The Central Statistics Office said that production from the country's manufacturing industries fell by 2.3% in August from the previous month.
But when viewed on an annual basis, manufacturing production rose by 21.2% in August 2014 compared to August 2013.
Today's CSO figures show that the modern sector, which is made up from a number of high-technology and chemical sectors, showed a monthly increase in production of 2.5%.
The sector was up almost 30% on the year with chemicals and pharmaceuticals recording an annual increase of 37.6%.
Meanwhile, there was a monthly decrease of 0.5% in the traditional sector, but when measured on an annual basis, the sector rose by 5.5% in the year - the fifth annual rise in a row.

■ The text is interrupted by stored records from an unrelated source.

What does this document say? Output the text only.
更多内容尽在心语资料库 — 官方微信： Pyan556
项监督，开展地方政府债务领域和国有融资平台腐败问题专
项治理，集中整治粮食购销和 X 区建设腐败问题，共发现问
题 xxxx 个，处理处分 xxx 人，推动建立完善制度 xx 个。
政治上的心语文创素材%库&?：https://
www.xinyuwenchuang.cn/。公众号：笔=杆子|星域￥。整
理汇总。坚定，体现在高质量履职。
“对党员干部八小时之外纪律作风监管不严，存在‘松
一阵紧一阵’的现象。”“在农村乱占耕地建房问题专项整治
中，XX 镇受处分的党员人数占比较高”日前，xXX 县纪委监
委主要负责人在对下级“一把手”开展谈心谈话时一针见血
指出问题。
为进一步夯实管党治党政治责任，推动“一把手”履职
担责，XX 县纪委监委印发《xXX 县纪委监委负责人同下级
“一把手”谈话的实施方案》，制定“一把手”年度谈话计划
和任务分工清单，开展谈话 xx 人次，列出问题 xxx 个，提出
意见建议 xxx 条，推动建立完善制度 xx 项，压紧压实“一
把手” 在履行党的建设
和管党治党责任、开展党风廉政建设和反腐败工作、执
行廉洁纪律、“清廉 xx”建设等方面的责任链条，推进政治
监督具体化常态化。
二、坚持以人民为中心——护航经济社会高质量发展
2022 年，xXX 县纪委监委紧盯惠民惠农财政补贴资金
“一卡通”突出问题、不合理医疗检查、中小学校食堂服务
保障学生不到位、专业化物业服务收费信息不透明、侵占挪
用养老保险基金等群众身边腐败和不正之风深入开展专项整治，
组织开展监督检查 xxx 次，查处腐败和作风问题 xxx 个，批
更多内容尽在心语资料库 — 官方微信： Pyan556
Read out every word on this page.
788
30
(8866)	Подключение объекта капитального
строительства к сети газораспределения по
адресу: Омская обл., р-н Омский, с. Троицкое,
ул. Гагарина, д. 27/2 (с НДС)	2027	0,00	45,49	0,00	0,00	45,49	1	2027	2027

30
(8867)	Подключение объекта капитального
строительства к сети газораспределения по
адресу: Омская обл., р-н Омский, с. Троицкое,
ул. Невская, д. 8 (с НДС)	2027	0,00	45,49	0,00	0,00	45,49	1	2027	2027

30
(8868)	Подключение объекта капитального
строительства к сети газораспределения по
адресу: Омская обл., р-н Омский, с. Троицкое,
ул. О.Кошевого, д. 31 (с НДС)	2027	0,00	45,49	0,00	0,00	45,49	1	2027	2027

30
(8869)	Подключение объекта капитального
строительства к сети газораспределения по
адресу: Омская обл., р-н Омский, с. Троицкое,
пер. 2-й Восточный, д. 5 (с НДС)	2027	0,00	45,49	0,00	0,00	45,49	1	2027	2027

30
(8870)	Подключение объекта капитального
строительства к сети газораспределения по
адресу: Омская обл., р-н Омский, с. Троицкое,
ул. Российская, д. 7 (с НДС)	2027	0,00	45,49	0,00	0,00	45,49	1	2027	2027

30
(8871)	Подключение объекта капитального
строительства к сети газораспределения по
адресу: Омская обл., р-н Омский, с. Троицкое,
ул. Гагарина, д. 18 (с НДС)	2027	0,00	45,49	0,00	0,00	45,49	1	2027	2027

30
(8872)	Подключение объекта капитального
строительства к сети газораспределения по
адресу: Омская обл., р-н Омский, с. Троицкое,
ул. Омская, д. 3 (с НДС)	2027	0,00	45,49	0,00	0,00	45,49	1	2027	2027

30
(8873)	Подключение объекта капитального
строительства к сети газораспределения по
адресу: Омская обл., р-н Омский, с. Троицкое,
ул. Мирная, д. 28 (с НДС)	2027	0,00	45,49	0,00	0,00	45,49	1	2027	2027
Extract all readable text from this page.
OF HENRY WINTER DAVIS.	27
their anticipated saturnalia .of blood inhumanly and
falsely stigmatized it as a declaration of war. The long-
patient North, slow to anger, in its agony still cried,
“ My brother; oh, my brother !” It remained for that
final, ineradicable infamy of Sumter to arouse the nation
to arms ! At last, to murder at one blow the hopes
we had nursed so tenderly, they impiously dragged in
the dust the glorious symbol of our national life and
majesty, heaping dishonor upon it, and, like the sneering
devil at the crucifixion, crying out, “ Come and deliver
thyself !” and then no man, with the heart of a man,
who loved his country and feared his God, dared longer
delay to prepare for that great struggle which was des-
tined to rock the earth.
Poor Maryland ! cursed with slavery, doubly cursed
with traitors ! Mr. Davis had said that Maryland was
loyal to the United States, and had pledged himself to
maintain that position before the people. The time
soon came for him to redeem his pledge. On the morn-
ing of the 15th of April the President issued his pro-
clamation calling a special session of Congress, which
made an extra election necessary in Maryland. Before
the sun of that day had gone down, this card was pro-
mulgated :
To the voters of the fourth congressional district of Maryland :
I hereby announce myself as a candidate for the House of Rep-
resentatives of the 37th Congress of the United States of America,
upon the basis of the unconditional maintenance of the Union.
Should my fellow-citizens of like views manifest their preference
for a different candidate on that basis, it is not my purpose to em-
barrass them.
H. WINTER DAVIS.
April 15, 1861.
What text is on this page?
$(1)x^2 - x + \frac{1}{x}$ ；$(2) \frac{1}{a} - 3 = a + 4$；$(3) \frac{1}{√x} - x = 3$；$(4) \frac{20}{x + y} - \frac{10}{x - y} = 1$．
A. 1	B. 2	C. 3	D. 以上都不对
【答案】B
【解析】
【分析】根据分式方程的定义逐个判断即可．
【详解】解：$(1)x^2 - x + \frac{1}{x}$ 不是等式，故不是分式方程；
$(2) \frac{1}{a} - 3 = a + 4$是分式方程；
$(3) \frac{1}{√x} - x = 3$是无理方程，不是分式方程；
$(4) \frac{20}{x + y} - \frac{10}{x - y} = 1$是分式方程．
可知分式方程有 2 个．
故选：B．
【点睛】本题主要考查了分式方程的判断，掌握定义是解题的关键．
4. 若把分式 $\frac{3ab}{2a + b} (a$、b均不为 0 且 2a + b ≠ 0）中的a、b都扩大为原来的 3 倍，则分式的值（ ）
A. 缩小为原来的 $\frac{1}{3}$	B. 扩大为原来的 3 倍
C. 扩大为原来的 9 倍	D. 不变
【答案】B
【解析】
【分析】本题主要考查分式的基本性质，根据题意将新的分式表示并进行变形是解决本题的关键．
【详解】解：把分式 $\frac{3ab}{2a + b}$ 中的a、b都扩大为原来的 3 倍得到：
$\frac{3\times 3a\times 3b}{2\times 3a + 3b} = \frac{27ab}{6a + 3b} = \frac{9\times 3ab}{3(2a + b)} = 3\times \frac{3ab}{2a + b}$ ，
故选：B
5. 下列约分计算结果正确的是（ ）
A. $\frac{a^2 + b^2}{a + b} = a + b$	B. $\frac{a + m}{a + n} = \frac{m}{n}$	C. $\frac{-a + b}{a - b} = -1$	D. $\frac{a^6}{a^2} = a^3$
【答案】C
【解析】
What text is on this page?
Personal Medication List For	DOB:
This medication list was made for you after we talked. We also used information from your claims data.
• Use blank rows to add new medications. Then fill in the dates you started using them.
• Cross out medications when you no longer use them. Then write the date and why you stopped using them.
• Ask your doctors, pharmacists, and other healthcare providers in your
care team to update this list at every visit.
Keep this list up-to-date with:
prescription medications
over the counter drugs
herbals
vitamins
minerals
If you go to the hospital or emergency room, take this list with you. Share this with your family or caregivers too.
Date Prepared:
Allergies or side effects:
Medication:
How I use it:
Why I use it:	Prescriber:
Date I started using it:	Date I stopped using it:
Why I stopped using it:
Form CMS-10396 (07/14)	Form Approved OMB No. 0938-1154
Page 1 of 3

Commenting on today's figures, Merrion economist Alan McQuaid said that the improvement in the UK economy and recovery in sterling are clearly a positive development on this front.
"And the good news is that the outlook for the UK economy over the next 12 to 18 months looks quite strong," he added.
The economist said that despite the overall pick-up in output on the indigenous side in recent months, manufacturing growth will for the foreseeable future be primarily driven by industries under the 'modern' or multi-national umbrella.
But he cautioned it is crucial that the economy remains competitive, something which IDA Ireland has recently pointed out, saying any loss of competitiveness would have a negative impact on the levels of foreign direct investment here.